Um dia me disseram que isso era mágico, meditar. Que poder parar e observar a si mesma, a própria vida, com calma, leveza e sem julgamentos, faz com que avançamos na direção de nós mesmos, da compreensão de quem somos e do porque fazemos o que fazemos. Mas nunca fui capaz. A pressão da vida lá fora sempre foi mais intensa do que o meu íntimo desejo de parar tudo e observar. Quem é mulher e é mãe sabe o que eu quero dizer. A gente cresce correndo para alcançar um lugar ao sol. Corre mais que muitos, sabemos disso, na direção não só de provar ao mundo as nossas capacidades, mas principalmente a nós mesmas, frutos da cultura patriarcal da qual fazemos parte. Buscamos a mulher excepcional, a profissional excepcional, a mãe muito além das expectativas, autônoma, resolutiva, forte. E nessa maratona de busca intensa por conquistas monumentais que garantam um lugar minimamente confortável, ansiamos adoecidas, por um pouco de paz. Uma paz que nunca chega, pois ela não vê terreno fértil em uma vida assim, afinal. Voltada para o atendimento de expectativas cruéis alheias, e daquelas que criamos como armadilhas para nós mesmas, para a nossa própria felicidade e auto realização.
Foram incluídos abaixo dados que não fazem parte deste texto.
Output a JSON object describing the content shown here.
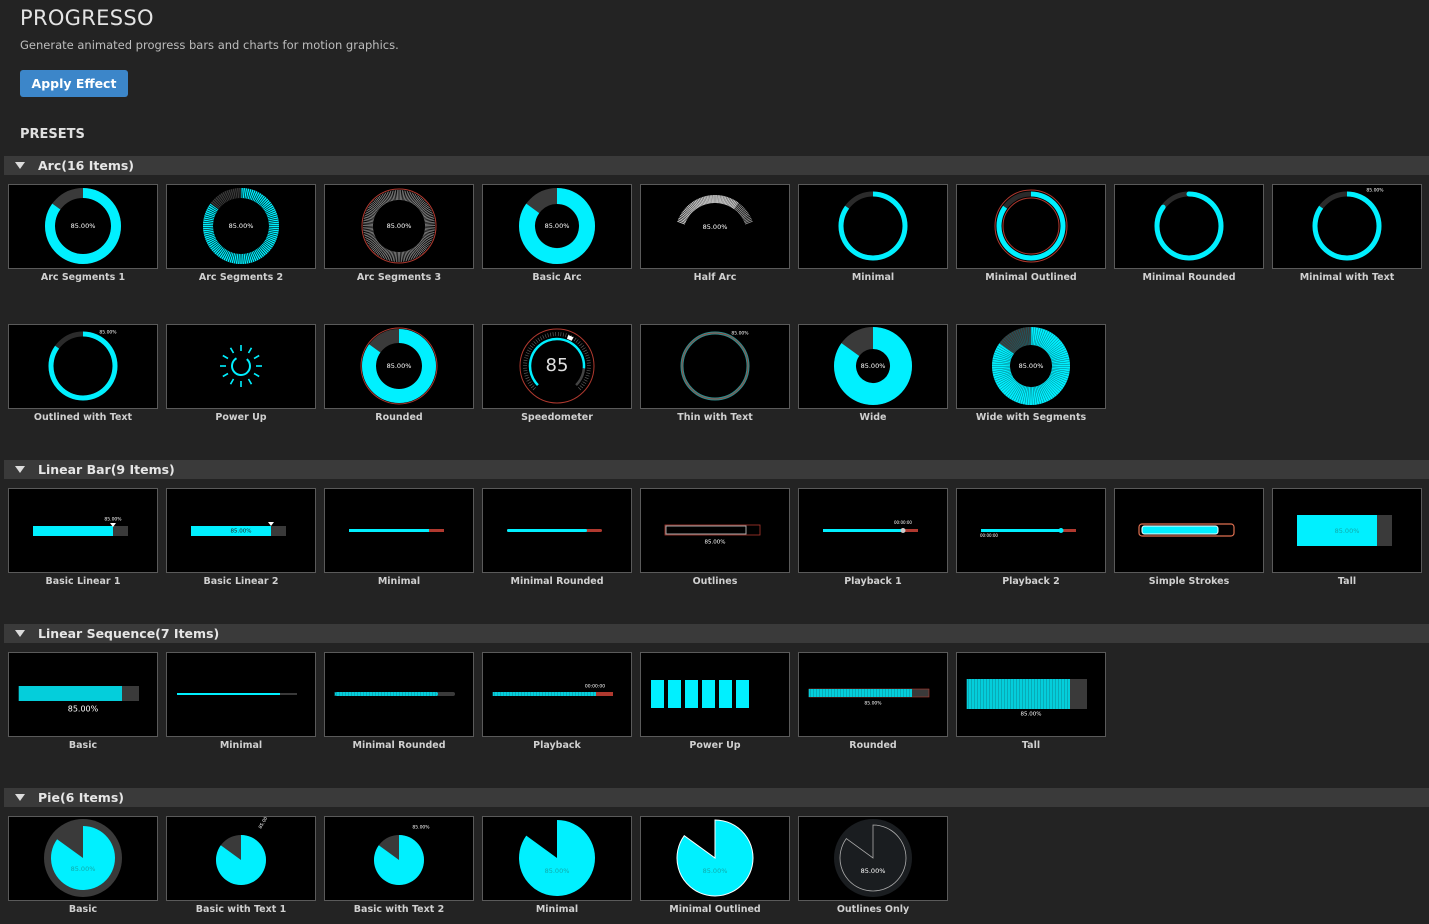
{
  "app": {
    "title": "PROGRESSO",
    "subtitle": "Generate animated progress bars and charts for motion graphics.",
    "apply_label": "Apply Effect",
    "presets_label": "PRESETS",
    "accent_color": "#00f0ff",
    "button_color": "#3c86c9"
  },
  "value_text": "85.00%",
  "speedo_text": "85",
  "time_text": "00:00:00",
  "categories": [
    {
      "name": "Arc",
      "count": "(16 Items)",
      "items": [
        {
          "label": "Arc Segments 1",
          "icon": "arc-segments-1"
        },
        {
          "label": "Arc Segments 2",
          "icon": "arc-segments-2"
        },
        {
          "label": "Arc Segments 3",
          "icon": "arc-segments-3"
        },
        {
          "label": "Basic Arc",
          "icon": "basic-arc"
        },
        {
          "label": "Half Arc",
          "icon": "half-arc"
        },
        {
          "label": "Minimal",
          "icon": "arc-minimal"
        },
        {
          "label": "Minimal Outlined",
          "icon": "arc-minimal-outlined"
        },
        {
          "label": "Minimal Rounded",
          "icon": "arc-minimal-rounded"
        },
        {
          "label": "Minimal with Text",
          "icon": "arc-minimal-text"
        },
        {
          "label": "Outlined with Text",
          "icon": "arc-outlined-text"
        },
        {
          "label": "Power Up",
          "icon": "arc-power-up"
        },
        {
          "label": "Rounded",
          "icon": "arc-rounded"
        },
        {
          "label": "Speedometer",
          "icon": "arc-speedometer"
        },
        {
          "label": "Thin with Text",
          "icon": "arc-thin-text"
        },
        {
          "label": "Wide",
          "icon": "arc-wide"
        },
        {
          "label": "Wide with Segments",
          "icon": "arc-wide-segments"
        }
      ]
    },
    {
      "name": "Linear Bar",
      "count": "(9 Items)",
      "items": [
        {
          "label": "Basic Linear 1",
          "icon": "linear-basic-1"
        },
        {
          "label": "Basic Linear 2",
          "icon": "linear-basic-2"
        },
        {
          "label": "Minimal",
          "icon": "linear-minimal"
        },
        {
          "label": "Minimal Rounded",
          "icon": "linear-minimal-rounded"
        },
        {
          "label": "Outlines",
          "icon": "linear-outlines"
        },
        {
          "label": "Playback 1",
          "icon": "linear-playback-1"
        },
        {
          "label": "Playback 2",
          "icon": "linear-playback-2"
        },
        {
          "label": "Simple Strokes",
          "icon": "linear-simple-strokes"
        },
        {
          "label": "Tall",
          "icon": "linear-tall"
        }
      ]
    },
    {
      "name": "Linear Sequence",
      "count": "(7 Items)",
      "items": [
        {
          "label": "Basic",
          "icon": "seq-basic"
        },
        {
          "label": "Minimal",
          "icon": "seq-minimal"
        },
        {
          "label": "Minimal Rounded",
          "icon": "seq-minimal-rounded"
        },
        {
          "label": "Playback",
          "icon": "seq-playback"
        },
        {
          "label": "Power Up",
          "icon": "seq-power-up"
        },
        {
          "label": "Rounded",
          "icon": "seq-rounded"
        },
        {
          "label": "Tall",
          "icon": "seq-tall"
        }
      ]
    },
    {
      "name": "Pie",
      "count": "(6 Items)",
      "items": [
        {
          "label": "Basic",
          "icon": "pie-basic"
        },
        {
          "label": "Basic with Text 1",
          "icon": "pie-text-1"
        },
        {
          "label": "Basic with Text 2",
          "icon": "pie-text-2"
        },
        {
          "label": "Minimal",
          "icon": "pie-minimal"
        },
        {
          "label": "Minimal Outlined",
          "icon": "pie-minimal-outlined"
        },
        {
          "label": "Outlines Only",
          "icon": "pie-outlines-only"
        }
      ]
    }
  ]
}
Eis que a vida aqui, justa com os propósitos dela para mim, e que muitas vezes desconheço por falta de atenção, me fez parar. Ela puxa o freio de mão quando se faz necessário, viu? Seja nos colocando um problema de saúde, uma inviabilidade na nossa relação afetiva, no trato com a dificuldade de um filho, num questionamento de carreira, enfim, quando nos faz perguntarmos a nós mesmas o que estamos fazendo da vida, afinal. Então, momentos de reflexão se estabelecem e assim, oportunidades de mergulho, de mudança e de evolução.
Quem me lê compartilha comigo há tempos algumas dessas janelas da vida. O divórcio, por exemplo. O nascimento de uma nova maternidade. O questionamento do trabalho. A nossa impermanência como mulheres e mães. A coexistência dessas duas e dos seus desejos na mesma vida, na mesma casa, na mesma cama. As respostas que sabemos que estão à disposição da gente, mas das quais não nos achamos merecedoras tantas vezes. Das tantas mortes que vivemos em vida, e que nos convidam a renascer de novo e de novo melhores, se formos capazes de deixar as transformações acontecerem.
Pelas mãos de duas mulheres especiais, mães divorciadas e casadas novamente, venho aprendendo a boiar sem medo de estar perdendo tempo. Venho, encorajada, abraçando mais uma morte e mais um recomeço. Ele vem depois da dissolução da gente como era, então é preciso paciência e coragem. E queria contar que uma delas sou eu, olha que privilégio! Acolhi a mim mesma e, mais uma vez, sou parte ativa no meu processo. A outra sabe bem quem é. Me ensinou a abraçar mais essa parada, a meditar nela, a deixar o processo acontecer sem sair correndo tentando apagar o fogo aqui e ali. Sem fugir para “lugares seguros”. Apenas fluindo no processo. Boiando sob o sol e curtindo a paz do momento. Percebendo a mudança.
A gente vive cercada de possibilidades de crescimento e de anjos. Mas ambos só podem ser realmente identificados e sentidos quando nos entregamos à experiência de nos esvaziarmos, de apenas observarmos o que a vida quer nos mostrar sem pressa, sem pressão. Como tudo o que é da natureza, demandamos de um ciclo para florescermos. E a vida está acontecendo agora, é agora que ornamos o nosso jardim, que cortamos os inços, que enchemos a nossa “casa” daquilo que faz sentido à nossa jornada.
Se sentes a necessidade de transformação bater à porta, coragem. De cadeira? É ruim, mas é bom. E quando passar, o que vem depois é o melhor.